Looking at this production, how would you say it links to previous work personally and thematically?

This is an early work of mine that kind of launched a lot of the stuff I’ve been doing since, so to revisit it here at Edinburgh Fringe, is just fantastic. It’s been really wonderful diving into it, relooking at it 20 years later, remaking a whole new show – because the design is very different – but keeping the same essence and discovering new things at the same time. It allows for a kind of liquid, amorphic theatrical transformation with very few elements that kind of bleed from one to the next telling this theatrical story. 

Why is this an important story to tell?

The story is about art, tap dancing and what it means to be successful. Does success mean you get good reviews? Does it mean you become famous? Does it mean you can live with your art and be creative and satisfied with that alone in a corner? Those are the questions it asks. 

What would you like audiences to take away from seeing this production at the Fringe?

I’d love for audiences to come away from Lost Soles with a feeling of the past. But at the same time thinking about the future.

Do you tend to take inspiration from events happening in the world around you in terms of your work? Do you think artists have a responsibility to respond to what's happening? 

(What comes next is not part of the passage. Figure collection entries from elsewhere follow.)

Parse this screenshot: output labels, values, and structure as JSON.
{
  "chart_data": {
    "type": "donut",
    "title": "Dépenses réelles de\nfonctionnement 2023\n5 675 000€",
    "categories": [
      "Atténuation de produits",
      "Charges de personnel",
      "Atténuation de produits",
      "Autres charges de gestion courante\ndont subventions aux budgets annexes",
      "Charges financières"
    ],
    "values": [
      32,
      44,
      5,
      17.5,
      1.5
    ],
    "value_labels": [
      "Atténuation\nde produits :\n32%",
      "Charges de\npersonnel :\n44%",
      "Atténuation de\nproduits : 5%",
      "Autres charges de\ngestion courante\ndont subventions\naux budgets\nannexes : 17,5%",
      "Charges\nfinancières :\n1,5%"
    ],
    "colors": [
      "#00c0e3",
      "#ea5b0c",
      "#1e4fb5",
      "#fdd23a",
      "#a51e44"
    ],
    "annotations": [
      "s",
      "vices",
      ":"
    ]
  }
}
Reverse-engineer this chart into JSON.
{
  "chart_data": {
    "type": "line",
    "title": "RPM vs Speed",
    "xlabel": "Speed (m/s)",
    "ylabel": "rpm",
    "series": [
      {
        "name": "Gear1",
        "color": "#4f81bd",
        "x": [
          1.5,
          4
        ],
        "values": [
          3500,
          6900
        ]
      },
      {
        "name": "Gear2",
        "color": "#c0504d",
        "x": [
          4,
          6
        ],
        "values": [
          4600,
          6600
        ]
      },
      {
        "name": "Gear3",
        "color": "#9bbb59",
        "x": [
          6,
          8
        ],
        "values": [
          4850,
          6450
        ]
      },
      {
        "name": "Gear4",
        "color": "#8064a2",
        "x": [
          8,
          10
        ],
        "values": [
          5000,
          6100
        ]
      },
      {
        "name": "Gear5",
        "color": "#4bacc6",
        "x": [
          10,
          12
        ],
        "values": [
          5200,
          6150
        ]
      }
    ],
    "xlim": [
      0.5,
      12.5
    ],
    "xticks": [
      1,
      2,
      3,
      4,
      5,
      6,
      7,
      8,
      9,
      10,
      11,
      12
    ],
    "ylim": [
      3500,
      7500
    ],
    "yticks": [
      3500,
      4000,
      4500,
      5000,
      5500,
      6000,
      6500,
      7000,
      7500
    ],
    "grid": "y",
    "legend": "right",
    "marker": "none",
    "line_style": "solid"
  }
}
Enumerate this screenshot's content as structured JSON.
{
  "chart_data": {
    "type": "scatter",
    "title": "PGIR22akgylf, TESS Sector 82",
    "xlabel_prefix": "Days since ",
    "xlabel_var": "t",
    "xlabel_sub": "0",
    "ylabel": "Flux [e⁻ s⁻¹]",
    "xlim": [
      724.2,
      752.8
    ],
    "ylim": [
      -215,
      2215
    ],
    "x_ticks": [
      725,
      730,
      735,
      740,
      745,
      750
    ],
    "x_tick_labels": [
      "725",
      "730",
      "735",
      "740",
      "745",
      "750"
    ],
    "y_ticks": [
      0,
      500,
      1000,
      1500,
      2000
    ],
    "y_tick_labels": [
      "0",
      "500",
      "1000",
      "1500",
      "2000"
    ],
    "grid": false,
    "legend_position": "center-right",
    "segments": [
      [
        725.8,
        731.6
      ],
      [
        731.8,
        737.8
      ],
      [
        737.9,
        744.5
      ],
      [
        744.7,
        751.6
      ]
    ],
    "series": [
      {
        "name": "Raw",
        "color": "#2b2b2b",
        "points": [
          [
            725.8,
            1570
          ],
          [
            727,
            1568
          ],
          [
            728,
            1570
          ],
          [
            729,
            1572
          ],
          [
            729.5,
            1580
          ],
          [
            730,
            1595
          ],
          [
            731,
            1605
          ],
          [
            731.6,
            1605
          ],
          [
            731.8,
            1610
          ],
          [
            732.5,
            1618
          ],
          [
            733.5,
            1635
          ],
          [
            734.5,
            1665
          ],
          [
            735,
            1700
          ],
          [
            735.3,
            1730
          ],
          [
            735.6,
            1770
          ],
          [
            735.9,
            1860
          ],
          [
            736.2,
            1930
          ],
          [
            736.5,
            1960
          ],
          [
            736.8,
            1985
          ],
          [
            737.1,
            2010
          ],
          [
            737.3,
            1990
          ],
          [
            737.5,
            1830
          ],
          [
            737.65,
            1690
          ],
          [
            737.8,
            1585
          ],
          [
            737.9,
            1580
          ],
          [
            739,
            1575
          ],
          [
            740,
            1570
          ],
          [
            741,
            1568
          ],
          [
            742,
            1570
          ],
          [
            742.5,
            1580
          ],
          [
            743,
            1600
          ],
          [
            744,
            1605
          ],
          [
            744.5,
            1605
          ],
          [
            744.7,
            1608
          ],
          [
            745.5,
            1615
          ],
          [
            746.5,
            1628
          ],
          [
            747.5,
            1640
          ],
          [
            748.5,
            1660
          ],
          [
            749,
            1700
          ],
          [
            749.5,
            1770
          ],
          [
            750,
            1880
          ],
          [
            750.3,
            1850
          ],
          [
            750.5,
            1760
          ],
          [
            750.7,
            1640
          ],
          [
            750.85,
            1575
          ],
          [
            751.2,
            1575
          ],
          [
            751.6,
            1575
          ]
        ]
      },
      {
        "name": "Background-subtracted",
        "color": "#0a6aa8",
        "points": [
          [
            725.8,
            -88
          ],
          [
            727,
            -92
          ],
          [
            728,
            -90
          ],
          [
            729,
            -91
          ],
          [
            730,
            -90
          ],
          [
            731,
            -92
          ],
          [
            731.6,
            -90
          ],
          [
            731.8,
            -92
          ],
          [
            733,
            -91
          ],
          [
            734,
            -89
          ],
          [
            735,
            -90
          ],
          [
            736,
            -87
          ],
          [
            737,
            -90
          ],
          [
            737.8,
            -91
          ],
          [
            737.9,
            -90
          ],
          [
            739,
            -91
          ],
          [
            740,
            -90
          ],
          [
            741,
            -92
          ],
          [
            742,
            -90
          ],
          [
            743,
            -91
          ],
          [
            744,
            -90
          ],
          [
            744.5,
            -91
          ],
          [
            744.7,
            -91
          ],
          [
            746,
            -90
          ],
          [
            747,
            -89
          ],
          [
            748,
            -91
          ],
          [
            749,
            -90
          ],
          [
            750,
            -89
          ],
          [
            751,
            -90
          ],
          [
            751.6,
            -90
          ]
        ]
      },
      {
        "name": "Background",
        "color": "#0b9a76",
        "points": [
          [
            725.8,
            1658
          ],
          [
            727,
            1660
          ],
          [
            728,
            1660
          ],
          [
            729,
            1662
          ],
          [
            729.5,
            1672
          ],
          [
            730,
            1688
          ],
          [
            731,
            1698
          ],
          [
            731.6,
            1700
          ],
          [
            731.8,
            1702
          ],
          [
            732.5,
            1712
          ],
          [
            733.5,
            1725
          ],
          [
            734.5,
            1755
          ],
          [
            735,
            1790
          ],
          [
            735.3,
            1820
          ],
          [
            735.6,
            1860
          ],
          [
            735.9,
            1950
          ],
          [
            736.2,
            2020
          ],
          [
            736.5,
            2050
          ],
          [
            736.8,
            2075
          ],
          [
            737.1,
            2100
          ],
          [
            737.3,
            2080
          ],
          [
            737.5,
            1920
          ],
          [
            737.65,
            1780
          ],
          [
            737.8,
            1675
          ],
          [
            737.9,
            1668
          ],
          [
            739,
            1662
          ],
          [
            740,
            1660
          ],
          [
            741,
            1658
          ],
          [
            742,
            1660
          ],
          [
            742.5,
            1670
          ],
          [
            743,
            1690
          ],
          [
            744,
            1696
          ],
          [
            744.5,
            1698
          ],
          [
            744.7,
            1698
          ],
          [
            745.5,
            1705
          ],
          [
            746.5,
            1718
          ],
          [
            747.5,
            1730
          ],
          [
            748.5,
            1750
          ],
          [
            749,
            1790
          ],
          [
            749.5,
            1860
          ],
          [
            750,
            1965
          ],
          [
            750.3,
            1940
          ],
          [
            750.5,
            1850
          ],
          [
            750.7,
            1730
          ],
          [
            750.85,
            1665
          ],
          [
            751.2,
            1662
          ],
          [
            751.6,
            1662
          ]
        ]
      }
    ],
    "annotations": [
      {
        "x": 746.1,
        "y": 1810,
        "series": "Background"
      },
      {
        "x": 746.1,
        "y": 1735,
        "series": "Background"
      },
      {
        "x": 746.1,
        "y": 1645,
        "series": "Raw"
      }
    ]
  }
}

Considering all the things we’re facing, we’re probably going to need to find a more innovative and creative way to live and look towards ‘less is more’ to be happy. Which actually truly would make us happy, instead of all this crap everywhere. Too much junk we wouldn’t even need. We're shipping stuff around the world we don't even need and we don't even want. We need to stop. 

So that’s where I feel there’s some kind of responsibility to respond to what's happening in general, and I’ve always kind of felt that.

How do you feel about the current arts landscape in your country and your part in it? Does it excite you and inspire you to keep pushing the boat out?

Now, internationally, the Fringe is the greatest thing ever. In 2019 when we did a show, we had the German acrobat people after us and this Korean visual theatre company before us. It was just so surreal and wonderful, this mix that’s here. I love it. And it’s a global exchange in every moment – that kind of blows your mind. 

Have you got your eye on any other shows that are part of the programme?

I’m gonna go see Food at the EIF. I’ve just arrived in Edinburgh and have started to see posters of many things that I’ll keep an eye out for. 

What’s next for you and how are you feeling about the future in general?

Next for me are things I’m not allowed to discuss – huge things. So that’s exciting. I can't legally talk about them until mid-September, so that's pretty bizarre. But just imagine the biggest possible thing in a global way – that's it. It's amazing. 
The future obviously is very scary, but there’s a certain kind of energy and drive to try to confront it and face it head-on. It’s exciting, scary, but it’s certainly a very extraordinary time to be alive.